Ele atribuiu como um dos fatores para a perda de prestígio a frustração das pessoas com o combate à corrupção. O presidente do STF é da ala lavajatista da corte, e teve posicionamento contrário às decisões que acabaram por enfraquecer a força tarefa da Operação Lava Jato, como a parcialidade do ex-juiz Sérgio Moro.
"Eu sou um homem de colegiado, fiquei vencido mas absolutamente não convencido, e os jornais noticiaram que essa queda de prestígio do poder judiciário deveu-se a destruição de operações sérias que foram levadas ao fim", lamentou.
O segundo aspecto para a insatisfação, segundo Fux, decorre do que ele chamada de dissonância das decisões judiciais e os valores morais da sociedade. O problema poderia ser mitigado caso não houvesse o princípio da inafastabilidade, ou seja, a obrigatoriedade do Judiciário de julgar uma causa submetida à sua jurisdição.
"O nosso problema é que os tribunais estrangeiros têm um instrumento de não julgar quando eles entendem que a sociedade não está preparada ainda para receber uma solução em relação a uma questão moral porque há um desacordo moral na sociedade", explicou o ministro.
Outra alternativa a ser levada em consideração pelos magistrados, aponta o ministro, seria devolver os processos para a instância própria, considerando também que os tribunais superiores, por exemplo, não tem a expertise de julgar casos específicos.
Um exemplo apontado por ele foi o Código Florestal: "O Código Florestal passou por 70 audiências públicas na Câmara dos Deputados, cientistas brasileiros foram ouvidos e houve uma impugnação em relação à constitucionalidade do Código Florestal e entregaram ao STF".

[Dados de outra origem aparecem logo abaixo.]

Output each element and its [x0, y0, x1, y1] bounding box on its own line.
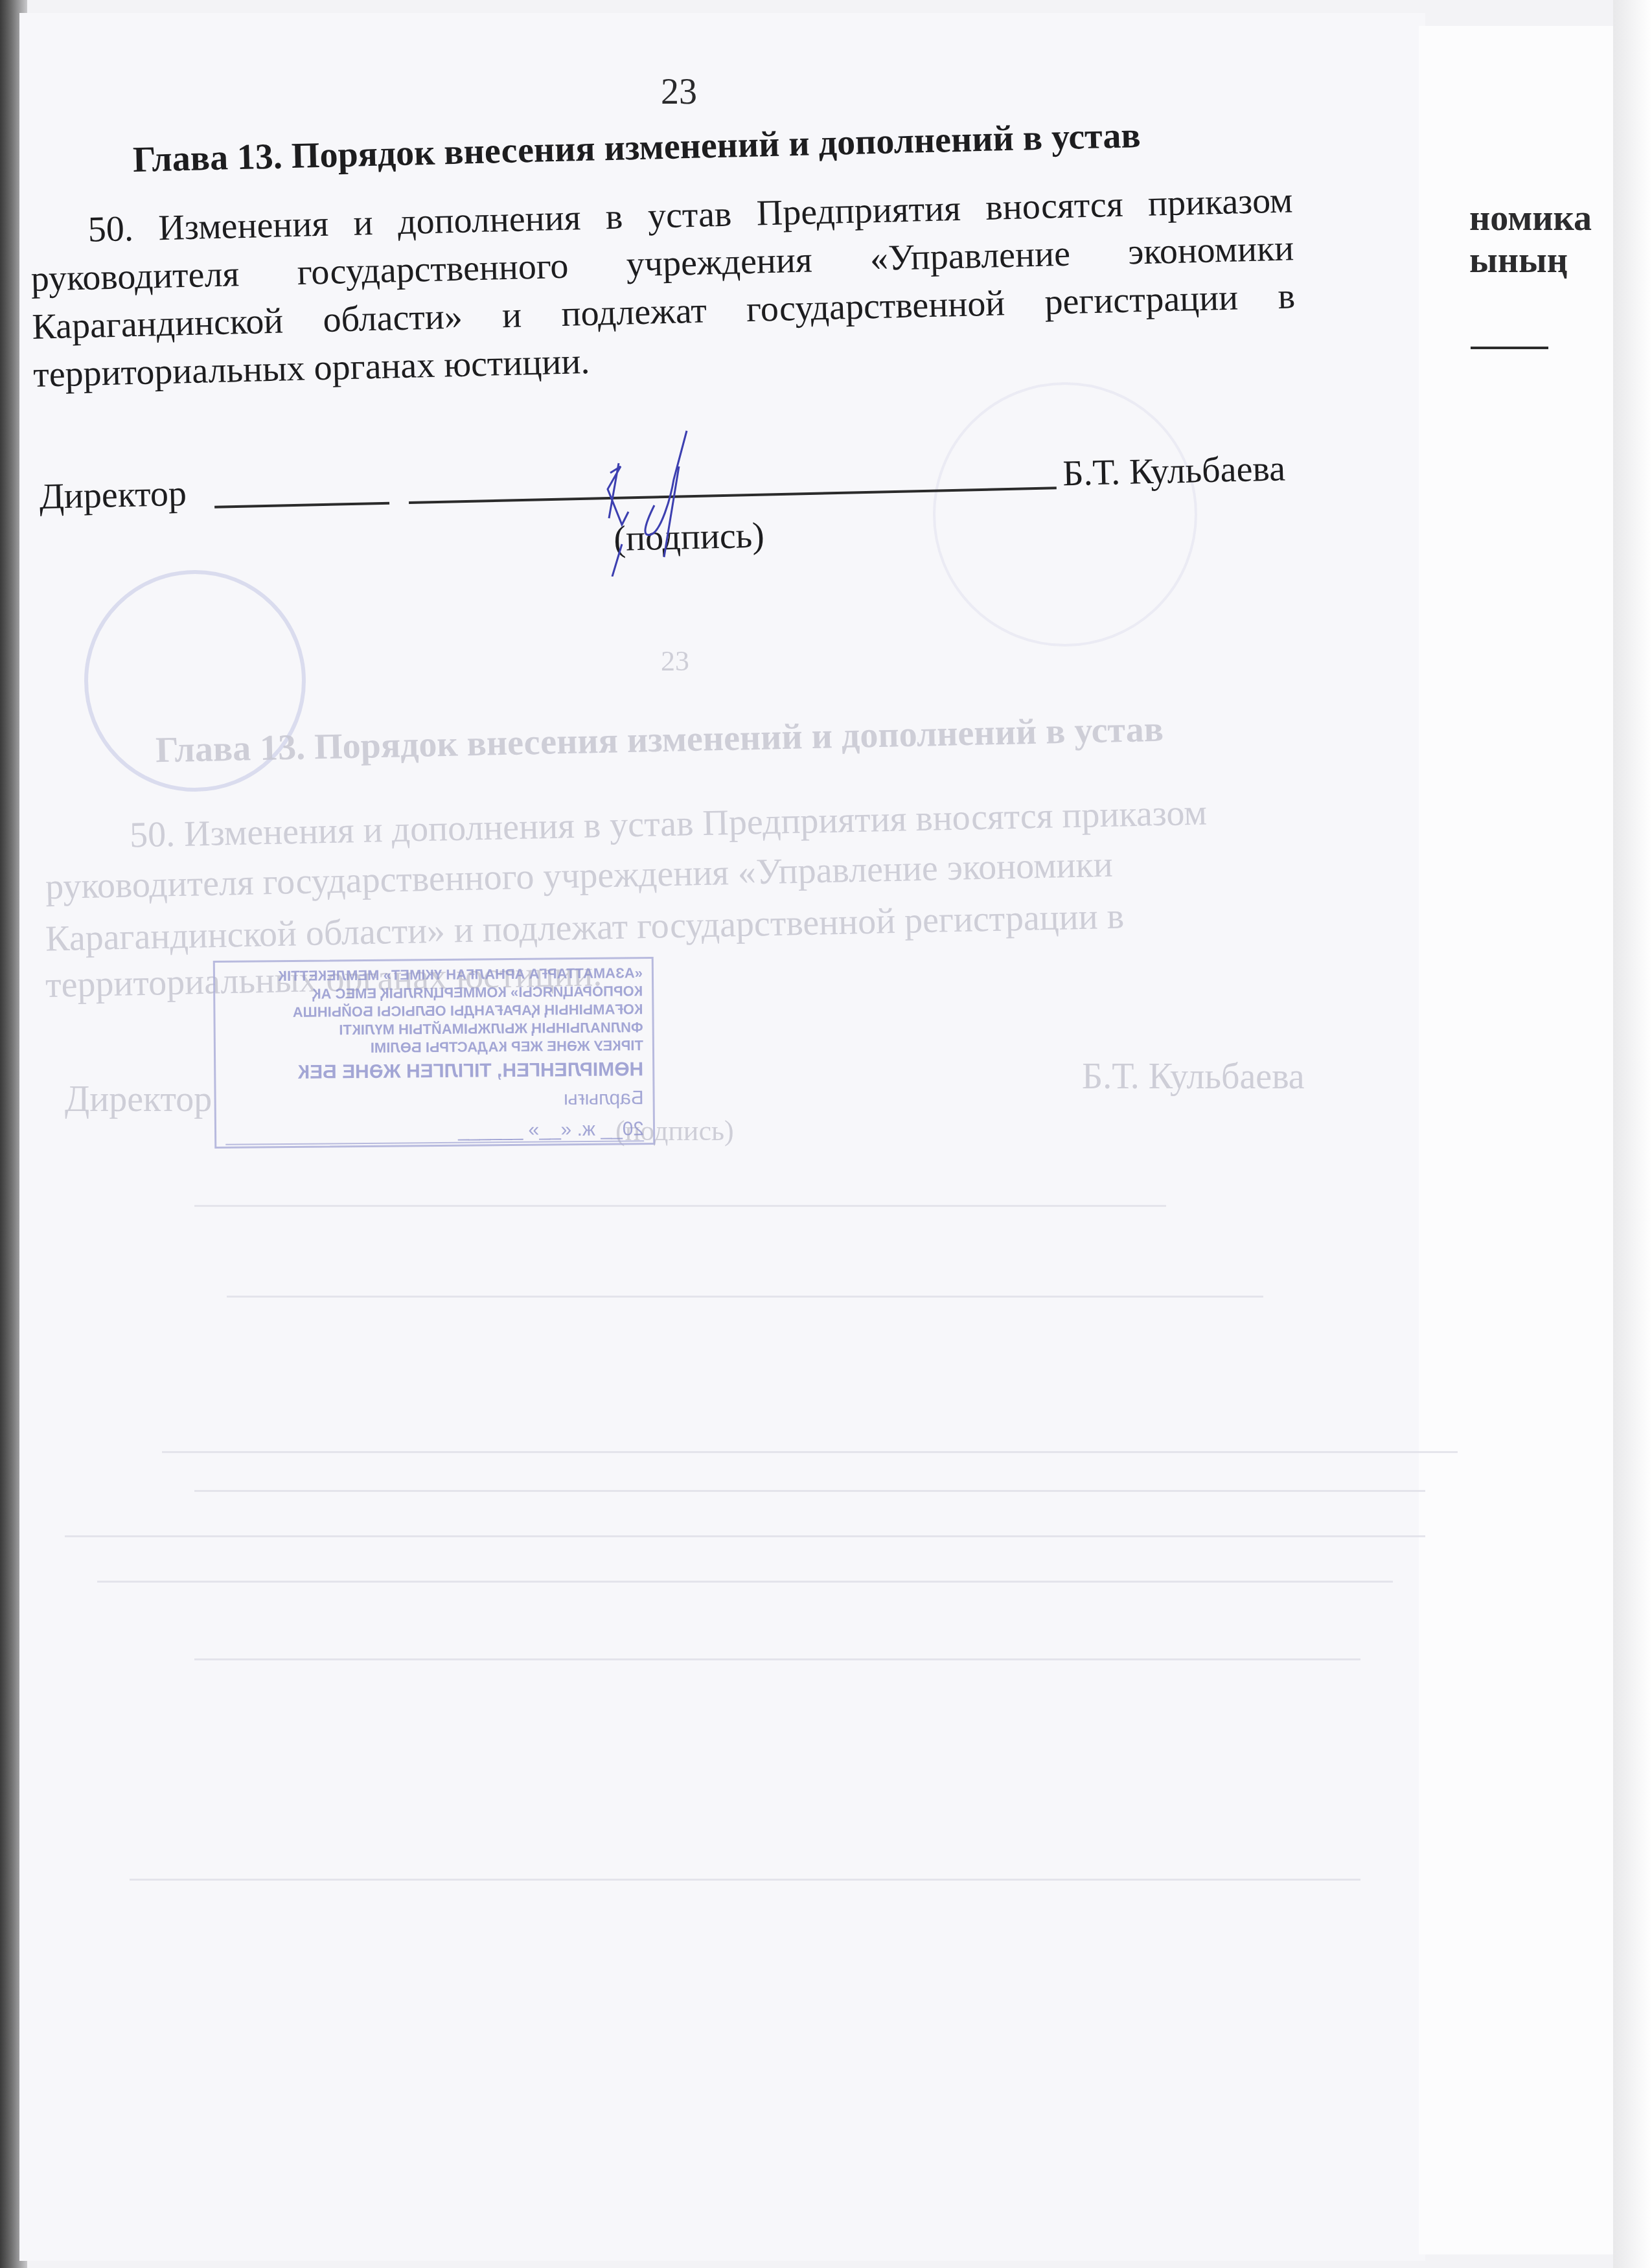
stamp-date-line: 20__ ж. «__» ______	[225, 1118, 644, 1145]
paragraph-text: 50. Изменения и дополнения в устав Предп…	[29, 176, 1297, 399]
ghost-signer-name: Б.Т. Кульбаева	[1082, 1056, 1305, 1097]
paragraph-50: 50. Изменения и дополнения в устав Предп…	[29, 176, 1297, 399]
ghost-page-number: 23	[661, 645, 689, 678]
signature-line-short	[214, 502, 389, 509]
fragment-underline	[1471, 347, 1548, 349]
director-label: Директор	[39, 473, 187, 518]
overlapping-sheet	[1419, 26, 1613, 2254]
stamp-count-label: Барлығы	[225, 1087, 644, 1113]
ghost-director-label: Директор	[65, 1079, 212, 1120]
handwritten-signature-icon	[583, 428, 816, 577]
stamp-heading: НӨМІРЛЕНГЕН, ТІГІЛГЕН ЖӘНЕ БЕК	[225, 1059, 643, 1084]
fragment-text: ының	[1469, 240, 1568, 281]
fragment-text: номика	[1469, 198, 1592, 239]
page-number: 23	[661, 71, 697, 113]
registration-stamp: «АЗАМАТТАРҒА АРНАЛҒАН ҮКІМЕТ» МЕМЛЕКЕТТІ…	[213, 957, 656, 1149]
scan-right-edge	[1613, 0, 1652, 2268]
stamp-line: ТІРКЕУ ЖӘНЕ ЖЕР КАДАСТРЫ БӨЛІМІ	[225, 1037, 643, 1059]
signer-name: Б.Т. Кульбаева	[1062, 448, 1286, 494]
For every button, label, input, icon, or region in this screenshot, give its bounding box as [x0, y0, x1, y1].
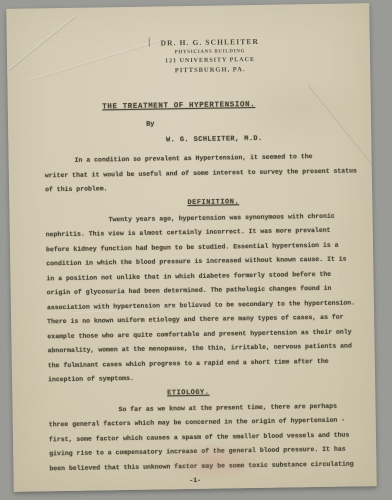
letterhead: DR. H. G. SCHLEITER PHYSICIANS BUILDING … — [52, 35, 369, 77]
document-title: THE TREATMENT OF HYPERTENSION. — [21, 99, 337, 114]
author: W. G. SCHLEITER, M.D. — [56, 132, 372, 147]
section-heading-etiology: ETIOLOGY. — [30, 385, 346, 400]
section-heading-definition: DEFINITION. — [55, 195, 371, 210]
definition-paragraph: Twenty years ago, hypertension was synon… — [45, 209, 364, 388]
etiology-paragraph: So far as we know at the present time, t… — [48, 399, 365, 476]
intro-paragraph: In a condition so prevalent as Hypertens… — [45, 149, 362, 197]
photo-background: DR. H. G. SCHLEITER PHYSICIANS BUILDING … — [0, 0, 392, 500]
byline: By — [146, 116, 360, 129]
document-page: DR. H. G. SCHLEITER PHYSICIANS BUILDING … — [6, 3, 377, 492]
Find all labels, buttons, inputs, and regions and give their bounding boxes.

"São exemplos de questões que nós temos que decidir não decidir e devolver o problema para não alcançarmos esse grau de insatisfação que a sociedade hoje nutre pelo poder judicial, não só em relação a desacordos morais com relação às decisões tomadas à luz do ordenamento jurídico, a luz da constituição federal, mas também em relação a essas outras questões que nós não temos como fugir daquilo que está explicitado como valores morais de razões públicas da Constituição Federal", completou o ministro.